Linc climbed into the back of the ambulance and leaned over Mackenzie. They’d slipped an oxygen mask over her face and given her something for the pain. She’d hate that, he thought with a grin.
“Dreamy, if you ever again have a single doubt about what kind of person you are, I’m slapping you upside the head and reminding you that you saved the life of the woman who tried to kill you.”
“All in a day’s work,” Mack sighed sleepily.
“You’re my hero, Dreamy.”
“You’re mine, Hotshot.”
60
The hospital was a zoo. It felt like half the damn town, including Mack’s foster parents and their daughter, showed up just to make sure she was okay. By the time they were all reassured that Mack was alive and she was finally discharged, it was nine in the morning, and she and Linc were exhausted and starving.
To Mack, it felt like a lot of fuss for a bullet wound that hadn’t hit anything vital.
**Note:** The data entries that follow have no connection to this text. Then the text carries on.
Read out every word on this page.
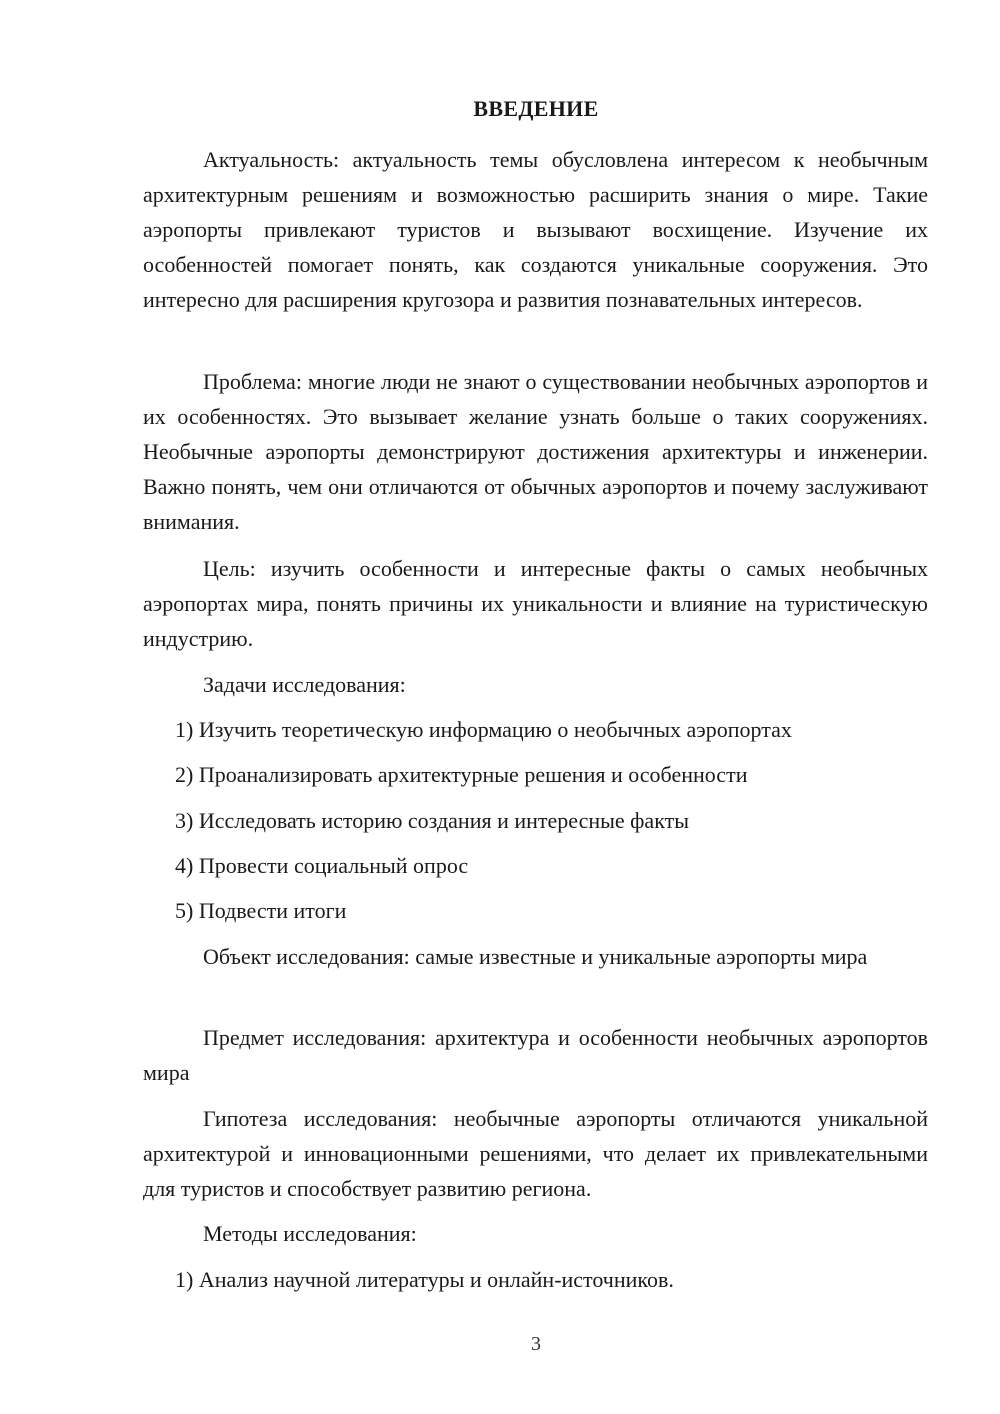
ВВЕДЕНИЕ

Актуальность: актуальность темы обусловлена интересом к необычным архитектурным решениям и возможностью расширить знания о мире. Такие аэропорты привлекают туристов и вызывают восхищение. Изучение их особенностей помогает понять, как создаются уникальные сооружения. Это интересно для расширения кругозора и развития познавательных интересов.

Проблема: многие люди не знают о существовании необычных аэропортов и их особенностях. Это вызывает желание узнать больше о таких сооружениях. Необычные аэропорты демонстрируют достижения архитектуры и инженерии. Важно понять, чем они отличаются от обычных аэропортов и почему заслуживают внимания.

Цель: изучить особенности и интересные факты о самых необычных аэропортах мира, понять причины их уникальности и влияние на туристическую индустрию.

Задачи исследования:

1) Изучить теоретическую информацию о необычных аэропортах

2) Проанализировать архитектурные решения и особенности

3) Исследовать историю создания и интересные факты

4) Провести социальный опрос

5) Подвести итоги

Объект исследования: самые известные и уникальные аэропорты мира

Предмет исследования: архитектура и особенности необычных аэропортов мира

Гипотеза исследования: необычные аэропорты отличаются уникальной архитектурой и инновационными решениями, что делает их привлекательными для туристов и способствует развитию региона.

Методы исследования:

1) Анализ научной литературы и онлайн-источников.

3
Skyler and Zane had dropped off Linc’s truck at the hospital and thoughtfully included a change of clothes for them both. They changed into their matching BFD sweats, and then Linc carted Mack out of the hospital like she was precious cargo.
She yawned mightily from the passenger seat. “This is not the Thanksgiving I imagined,” she sighed.
“Dreamy, any day with you is a gift,” he said, interlacing his fingers with hers. “A bullet-riddled, arson-fueled gift during which all of my coworkers caught a glimpse of my girlfriend’s perfect breasts.”